I've got a Fluval Flora with the Fluval PCL11 Lamp.  I caught the bulb flickering earlier and it's now packed up good and proper.  Just been searching the web for a replacement bulb and I can't seem to find one anywhere.

Does anyone know where I'd be able to find one? All help greatly appreciated, I'd rather not have to buy the entire unit.


----------



## Steve Smith (3 May 2013)

I think it's just a standard compact fluorescent tube isn't it?  

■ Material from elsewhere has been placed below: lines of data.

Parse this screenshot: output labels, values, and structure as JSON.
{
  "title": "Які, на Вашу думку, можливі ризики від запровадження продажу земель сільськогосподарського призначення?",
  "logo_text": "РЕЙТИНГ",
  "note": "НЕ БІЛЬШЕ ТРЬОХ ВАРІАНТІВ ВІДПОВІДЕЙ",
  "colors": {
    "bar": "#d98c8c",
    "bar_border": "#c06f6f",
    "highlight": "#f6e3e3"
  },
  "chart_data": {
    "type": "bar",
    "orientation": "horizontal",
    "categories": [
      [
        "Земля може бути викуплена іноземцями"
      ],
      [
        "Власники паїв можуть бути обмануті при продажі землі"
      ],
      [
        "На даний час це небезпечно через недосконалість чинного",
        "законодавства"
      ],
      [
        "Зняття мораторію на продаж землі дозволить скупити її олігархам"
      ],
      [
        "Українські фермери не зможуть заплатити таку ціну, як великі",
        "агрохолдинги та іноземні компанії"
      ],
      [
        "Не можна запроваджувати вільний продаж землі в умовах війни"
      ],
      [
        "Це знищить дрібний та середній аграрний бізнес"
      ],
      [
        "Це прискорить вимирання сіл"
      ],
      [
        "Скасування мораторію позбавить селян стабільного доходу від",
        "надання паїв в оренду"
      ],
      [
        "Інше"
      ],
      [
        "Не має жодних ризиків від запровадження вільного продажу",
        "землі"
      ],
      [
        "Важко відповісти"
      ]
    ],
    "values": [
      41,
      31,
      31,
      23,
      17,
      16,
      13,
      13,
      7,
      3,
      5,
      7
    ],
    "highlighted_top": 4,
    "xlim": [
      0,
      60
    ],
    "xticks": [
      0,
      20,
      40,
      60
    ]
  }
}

Something like this? 860 and 865 Daylight

(Check the pins on it though).


----------



## DemonAdmin (3 May 2013)

Steve Smith said:


> I think it's just a standard compact fluorescent tube isn't it?
> 
> Something like this? 860 and 865 Daylight
> 
> (Check the pins on it though).


That's what I thought, but it seems to have some kind of extra plastic fittings so that it screws into the bulb holder, like in the picture here.


----------



## DrRob (4 May 2013)

Haven't managed to get mine apart yet, it would appear that you'll need a dremmel or similar to get the plastic fittings off it. Otherwise it appears to be a fairly normal bulb, although I've not seen a 10k compact fluorescent tube on sale anywhere.


----------